Here are a few examples of instructions you can supply:

  • Represent the finance document for retrieval.
  • Represent the StackExchange question for retrieving duplicate questions.
  • Represent an emotion sentence for classifying the emotions.

Applications and Use Cases

Business Intelligence

Fine-grained task-specific embedding vectors enable a lot of interesting use cases.

Let’s say we instruct for retrieval by competitive business strategy. In this case, we might retrieve companies by competitive similarity, looking abstractly at dimensions involving products, markets, pricing strategies, scale, returns, differentiation, leadership styles, and similar competitive characteristics. Objects could then be queried with abstract or concrete descriptions of companies in order to retrieve strategically similar companies.

Multiple Perspectives

Let’s say we also tagged those same objects with a completely different focus, like their technological maturity, sustainability practices, or communication styles. Each lens could enable powerful new clusterings over the same dataset. Vibes-based search just got a whole lot more focused and useful.

In my project, I’m looking at both category-specific tasks like these and embeddings that span broad heterogeneous topics in helpful ways. The broad tunings I’m looking at focus on functional characteristics, non-functional characteristics, place, time, and trend-based vector spaces.

Identity and Union

There are ways of using this approach to join data in novel ways. Imagine you queried the topic of “The Beatles” through the instruction embedding focused on “pop music comparison” and joined those returned artists against a “music genre” instruction embedding. You could find interesting niche music genres related to bands musically similar to The Beatles.
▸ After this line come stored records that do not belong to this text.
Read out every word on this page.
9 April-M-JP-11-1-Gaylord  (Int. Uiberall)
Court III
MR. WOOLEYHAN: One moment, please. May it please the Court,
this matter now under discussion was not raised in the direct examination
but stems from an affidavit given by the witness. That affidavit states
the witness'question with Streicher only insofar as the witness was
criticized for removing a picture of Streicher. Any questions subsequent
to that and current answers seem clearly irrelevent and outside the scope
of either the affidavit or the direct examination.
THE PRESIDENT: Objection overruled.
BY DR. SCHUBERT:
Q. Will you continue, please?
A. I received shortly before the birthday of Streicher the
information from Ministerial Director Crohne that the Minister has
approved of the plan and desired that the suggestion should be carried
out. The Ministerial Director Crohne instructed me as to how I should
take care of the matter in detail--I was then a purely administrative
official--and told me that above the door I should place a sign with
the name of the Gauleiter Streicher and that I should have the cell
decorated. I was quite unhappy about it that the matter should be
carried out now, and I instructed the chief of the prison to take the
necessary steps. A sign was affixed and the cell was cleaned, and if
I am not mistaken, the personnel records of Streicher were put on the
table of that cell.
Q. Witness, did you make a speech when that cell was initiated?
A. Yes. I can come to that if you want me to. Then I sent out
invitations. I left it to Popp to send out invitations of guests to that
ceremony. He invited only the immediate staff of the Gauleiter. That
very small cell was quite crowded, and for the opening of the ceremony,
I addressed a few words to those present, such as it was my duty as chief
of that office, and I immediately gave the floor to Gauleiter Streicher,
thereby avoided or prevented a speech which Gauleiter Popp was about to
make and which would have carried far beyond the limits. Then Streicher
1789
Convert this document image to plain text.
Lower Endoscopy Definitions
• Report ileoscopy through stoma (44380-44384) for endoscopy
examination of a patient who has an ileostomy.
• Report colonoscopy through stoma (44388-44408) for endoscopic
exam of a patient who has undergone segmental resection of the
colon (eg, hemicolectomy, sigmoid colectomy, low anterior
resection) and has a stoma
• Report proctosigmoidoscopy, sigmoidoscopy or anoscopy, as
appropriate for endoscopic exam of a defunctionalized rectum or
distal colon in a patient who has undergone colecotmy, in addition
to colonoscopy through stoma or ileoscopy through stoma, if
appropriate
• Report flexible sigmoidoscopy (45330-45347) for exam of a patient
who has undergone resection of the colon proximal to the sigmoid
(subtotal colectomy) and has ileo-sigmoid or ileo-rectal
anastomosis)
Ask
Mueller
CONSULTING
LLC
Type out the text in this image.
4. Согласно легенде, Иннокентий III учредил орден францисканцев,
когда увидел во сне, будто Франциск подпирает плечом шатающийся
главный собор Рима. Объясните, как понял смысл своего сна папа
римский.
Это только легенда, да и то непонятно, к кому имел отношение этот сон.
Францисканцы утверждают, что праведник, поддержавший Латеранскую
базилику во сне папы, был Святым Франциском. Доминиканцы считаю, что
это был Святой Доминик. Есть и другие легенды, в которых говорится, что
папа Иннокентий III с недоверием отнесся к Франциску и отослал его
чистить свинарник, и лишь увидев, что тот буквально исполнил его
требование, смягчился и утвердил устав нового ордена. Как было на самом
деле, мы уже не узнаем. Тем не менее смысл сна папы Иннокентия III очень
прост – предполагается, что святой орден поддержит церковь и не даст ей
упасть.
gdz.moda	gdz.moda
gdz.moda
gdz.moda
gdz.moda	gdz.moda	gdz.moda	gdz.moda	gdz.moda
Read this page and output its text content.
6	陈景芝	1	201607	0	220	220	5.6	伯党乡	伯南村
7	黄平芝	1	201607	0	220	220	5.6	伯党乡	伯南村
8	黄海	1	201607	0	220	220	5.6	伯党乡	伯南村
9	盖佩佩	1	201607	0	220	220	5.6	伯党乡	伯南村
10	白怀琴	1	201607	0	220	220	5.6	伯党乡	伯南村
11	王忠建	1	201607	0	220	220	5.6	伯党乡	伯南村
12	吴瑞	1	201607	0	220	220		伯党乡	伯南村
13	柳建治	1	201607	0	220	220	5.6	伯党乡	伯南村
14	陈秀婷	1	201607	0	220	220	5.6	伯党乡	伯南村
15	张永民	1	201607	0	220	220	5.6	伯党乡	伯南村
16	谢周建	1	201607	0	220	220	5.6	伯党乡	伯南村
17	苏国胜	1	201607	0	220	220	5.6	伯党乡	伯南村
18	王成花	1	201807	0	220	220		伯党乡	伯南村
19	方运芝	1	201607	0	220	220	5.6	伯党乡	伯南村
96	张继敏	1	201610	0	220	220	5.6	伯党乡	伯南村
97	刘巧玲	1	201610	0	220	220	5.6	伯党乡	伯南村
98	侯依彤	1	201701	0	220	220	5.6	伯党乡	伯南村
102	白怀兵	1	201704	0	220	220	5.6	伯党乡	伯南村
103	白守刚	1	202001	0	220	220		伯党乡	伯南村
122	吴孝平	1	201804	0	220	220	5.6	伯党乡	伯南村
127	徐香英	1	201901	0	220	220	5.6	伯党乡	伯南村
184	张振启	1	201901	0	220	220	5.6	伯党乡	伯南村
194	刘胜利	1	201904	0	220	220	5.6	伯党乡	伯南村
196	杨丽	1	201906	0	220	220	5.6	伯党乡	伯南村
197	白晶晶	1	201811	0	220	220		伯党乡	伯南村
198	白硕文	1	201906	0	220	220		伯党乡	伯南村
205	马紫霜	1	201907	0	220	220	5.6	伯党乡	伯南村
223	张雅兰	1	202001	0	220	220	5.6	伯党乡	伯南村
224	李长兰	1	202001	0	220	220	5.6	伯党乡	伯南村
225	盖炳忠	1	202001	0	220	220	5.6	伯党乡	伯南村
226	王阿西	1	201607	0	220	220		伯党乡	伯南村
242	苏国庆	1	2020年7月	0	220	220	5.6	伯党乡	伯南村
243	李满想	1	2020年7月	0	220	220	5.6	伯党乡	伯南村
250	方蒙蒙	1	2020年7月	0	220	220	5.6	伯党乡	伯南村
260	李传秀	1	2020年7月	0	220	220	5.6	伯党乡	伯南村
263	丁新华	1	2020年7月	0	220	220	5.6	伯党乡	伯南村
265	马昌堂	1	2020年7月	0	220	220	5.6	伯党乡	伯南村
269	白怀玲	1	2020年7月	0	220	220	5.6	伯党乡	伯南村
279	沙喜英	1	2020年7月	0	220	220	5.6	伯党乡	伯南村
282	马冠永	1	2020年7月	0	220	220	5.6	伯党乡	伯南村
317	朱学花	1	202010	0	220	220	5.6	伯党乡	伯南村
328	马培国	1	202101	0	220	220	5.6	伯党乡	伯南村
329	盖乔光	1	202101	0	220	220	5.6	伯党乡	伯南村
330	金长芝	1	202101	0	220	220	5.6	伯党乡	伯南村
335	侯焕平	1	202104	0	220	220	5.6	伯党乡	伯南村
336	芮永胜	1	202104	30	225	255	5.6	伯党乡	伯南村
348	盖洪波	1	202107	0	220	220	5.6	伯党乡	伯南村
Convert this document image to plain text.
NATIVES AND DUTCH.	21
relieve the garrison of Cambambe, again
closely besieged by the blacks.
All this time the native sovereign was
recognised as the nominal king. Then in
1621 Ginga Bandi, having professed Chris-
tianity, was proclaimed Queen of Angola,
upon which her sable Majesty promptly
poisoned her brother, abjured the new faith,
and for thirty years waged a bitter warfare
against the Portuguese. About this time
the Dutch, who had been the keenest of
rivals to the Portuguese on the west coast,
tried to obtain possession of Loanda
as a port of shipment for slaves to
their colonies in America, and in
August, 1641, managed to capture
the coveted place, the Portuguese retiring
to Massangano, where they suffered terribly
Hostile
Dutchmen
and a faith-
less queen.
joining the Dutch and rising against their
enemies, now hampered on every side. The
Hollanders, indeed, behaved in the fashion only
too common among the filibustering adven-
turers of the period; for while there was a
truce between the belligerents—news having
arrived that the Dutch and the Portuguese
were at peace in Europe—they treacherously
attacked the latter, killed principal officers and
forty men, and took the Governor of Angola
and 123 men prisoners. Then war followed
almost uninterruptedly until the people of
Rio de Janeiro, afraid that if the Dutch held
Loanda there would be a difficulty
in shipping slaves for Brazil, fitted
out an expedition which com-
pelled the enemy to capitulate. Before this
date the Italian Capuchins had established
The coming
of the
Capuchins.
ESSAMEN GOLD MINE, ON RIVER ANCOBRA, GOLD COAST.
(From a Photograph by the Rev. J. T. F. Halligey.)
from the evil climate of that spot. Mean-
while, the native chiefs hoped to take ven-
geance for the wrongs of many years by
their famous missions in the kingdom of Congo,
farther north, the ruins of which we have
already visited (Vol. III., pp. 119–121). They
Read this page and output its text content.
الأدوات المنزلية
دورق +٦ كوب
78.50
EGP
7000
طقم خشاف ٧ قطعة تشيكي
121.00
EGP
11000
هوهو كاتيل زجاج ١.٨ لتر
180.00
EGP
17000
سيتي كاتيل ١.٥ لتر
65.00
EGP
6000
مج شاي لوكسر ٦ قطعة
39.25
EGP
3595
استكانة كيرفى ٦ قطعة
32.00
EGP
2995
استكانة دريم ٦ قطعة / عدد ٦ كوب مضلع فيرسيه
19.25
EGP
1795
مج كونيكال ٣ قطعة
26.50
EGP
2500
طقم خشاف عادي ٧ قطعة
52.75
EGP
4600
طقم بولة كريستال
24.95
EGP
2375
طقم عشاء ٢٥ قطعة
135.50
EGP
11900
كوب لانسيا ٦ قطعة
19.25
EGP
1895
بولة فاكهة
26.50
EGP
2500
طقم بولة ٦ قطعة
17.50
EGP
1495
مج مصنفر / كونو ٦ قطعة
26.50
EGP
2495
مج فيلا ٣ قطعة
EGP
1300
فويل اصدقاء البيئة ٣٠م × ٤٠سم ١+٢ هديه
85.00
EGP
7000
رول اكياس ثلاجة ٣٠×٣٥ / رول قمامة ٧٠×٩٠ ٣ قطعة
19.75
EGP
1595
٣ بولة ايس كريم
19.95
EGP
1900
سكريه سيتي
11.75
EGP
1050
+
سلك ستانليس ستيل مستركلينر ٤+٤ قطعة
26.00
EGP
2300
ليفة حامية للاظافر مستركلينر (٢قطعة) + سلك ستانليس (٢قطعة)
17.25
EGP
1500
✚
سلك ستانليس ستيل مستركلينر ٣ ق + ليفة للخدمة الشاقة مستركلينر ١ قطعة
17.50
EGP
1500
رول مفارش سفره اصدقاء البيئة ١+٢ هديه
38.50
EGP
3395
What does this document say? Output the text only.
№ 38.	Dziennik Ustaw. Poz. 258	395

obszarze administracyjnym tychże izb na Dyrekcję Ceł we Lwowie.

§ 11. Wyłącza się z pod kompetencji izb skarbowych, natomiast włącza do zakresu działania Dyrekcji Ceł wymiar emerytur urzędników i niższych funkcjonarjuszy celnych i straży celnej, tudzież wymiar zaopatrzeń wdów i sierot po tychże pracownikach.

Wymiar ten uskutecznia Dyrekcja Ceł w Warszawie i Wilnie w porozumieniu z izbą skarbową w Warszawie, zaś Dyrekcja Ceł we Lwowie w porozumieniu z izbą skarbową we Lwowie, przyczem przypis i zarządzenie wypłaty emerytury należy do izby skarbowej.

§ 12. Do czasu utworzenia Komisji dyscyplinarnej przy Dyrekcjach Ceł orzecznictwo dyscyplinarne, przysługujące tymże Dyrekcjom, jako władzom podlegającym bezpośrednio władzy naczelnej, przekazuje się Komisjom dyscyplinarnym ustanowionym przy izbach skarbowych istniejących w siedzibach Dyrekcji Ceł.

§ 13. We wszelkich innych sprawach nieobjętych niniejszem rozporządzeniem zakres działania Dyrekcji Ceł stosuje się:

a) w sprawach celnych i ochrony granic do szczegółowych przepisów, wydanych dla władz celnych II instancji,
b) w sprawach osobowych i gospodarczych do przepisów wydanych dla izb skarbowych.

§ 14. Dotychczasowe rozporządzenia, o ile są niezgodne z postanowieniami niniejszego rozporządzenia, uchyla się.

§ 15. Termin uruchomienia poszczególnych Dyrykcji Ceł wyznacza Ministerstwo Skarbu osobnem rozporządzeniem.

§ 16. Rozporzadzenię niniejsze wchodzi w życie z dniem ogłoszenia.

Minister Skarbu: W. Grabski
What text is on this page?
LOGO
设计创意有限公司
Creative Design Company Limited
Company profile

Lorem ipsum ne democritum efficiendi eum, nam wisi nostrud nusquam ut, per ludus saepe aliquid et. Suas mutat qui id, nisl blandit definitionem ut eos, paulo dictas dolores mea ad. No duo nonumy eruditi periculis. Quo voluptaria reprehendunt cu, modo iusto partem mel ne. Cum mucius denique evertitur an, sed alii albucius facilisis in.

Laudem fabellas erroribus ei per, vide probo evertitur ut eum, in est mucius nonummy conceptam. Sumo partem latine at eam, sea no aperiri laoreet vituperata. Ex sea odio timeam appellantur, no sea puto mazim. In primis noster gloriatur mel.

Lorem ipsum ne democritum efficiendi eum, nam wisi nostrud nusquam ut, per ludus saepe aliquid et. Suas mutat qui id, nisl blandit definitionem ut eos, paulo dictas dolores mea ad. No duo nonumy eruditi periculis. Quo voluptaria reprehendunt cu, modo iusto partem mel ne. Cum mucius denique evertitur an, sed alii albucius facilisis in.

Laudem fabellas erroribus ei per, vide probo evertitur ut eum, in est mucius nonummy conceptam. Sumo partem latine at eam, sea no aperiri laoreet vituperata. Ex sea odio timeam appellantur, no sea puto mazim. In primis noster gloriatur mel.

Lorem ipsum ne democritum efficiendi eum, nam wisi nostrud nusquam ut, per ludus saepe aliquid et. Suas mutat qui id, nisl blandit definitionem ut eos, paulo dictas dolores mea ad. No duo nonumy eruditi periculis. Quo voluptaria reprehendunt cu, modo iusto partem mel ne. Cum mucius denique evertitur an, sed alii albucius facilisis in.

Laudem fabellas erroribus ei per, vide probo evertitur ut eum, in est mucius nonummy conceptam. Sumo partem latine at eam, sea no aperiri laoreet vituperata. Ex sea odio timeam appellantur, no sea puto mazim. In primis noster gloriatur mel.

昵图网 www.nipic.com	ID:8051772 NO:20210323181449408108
Data Modeling with Embeddings

All of these new techniques come together in the process of application data modeling. Embeddings are relatively lightweight components that can augment traditional modeling in object-oriented applications. Objects can be given descriptive textual properties that enable task-specific behaviors through their associated vector spaces. These descriptive text attributes on each object instance can be processed under an instruction-tuned embedding to generate per-instance, per-descriptive-property vectors, which can then be searched and queried with traditional RDBMS idioms. This idea is contrary to the popular approach of encoding the totality of an object and relying on the embedding to do all of the retrieval work.

Embedded Entities

As objects are defined with these semantic properties, instance objects become hubs for descriptive data for various tasks. Systems must keep the model structure, the textual data, and the embedding vectors up to date and aligned with those tasks. Another way of saying this, is that the model-centric approach supports dramatically greater task alignment, and gives more controls for improvement.

Semantic Control Flow

We’ve discussed the value of property-based vectors in supporting database queries. They are similarly helpful in program logic. Property-based vector comparisons enable a powerful semantic control flow unlike anything that previously existed in programming. Type systems typically manage this through class comparisons, duck typing, and rigid primitive comparisons at the property level. Vector spaces are a new connective tissue that links object properties via locations on bespoke semantic landscapes.

In contrast to more rigid graph-based modeling approaches, embedding vectors are a great way to expose a kind of fuzzy “information scent” that applications can use to find and rank objects corresponding with attentional preferences of users. In this way, they could be a powerful component of personalized systems. We can determine objects or qualities in objects that a person is looking for, and use these semantic markers to highlight funnels and tubes that lead to spaces where those objects can be found.

More to Discover

As with my experiments with ChatGPT, I’m looking at this capability in granular ways. Both the tagging and query embedding vectors can be late-bound in this approach and could facilitate any number of novel design patterns and algorithms.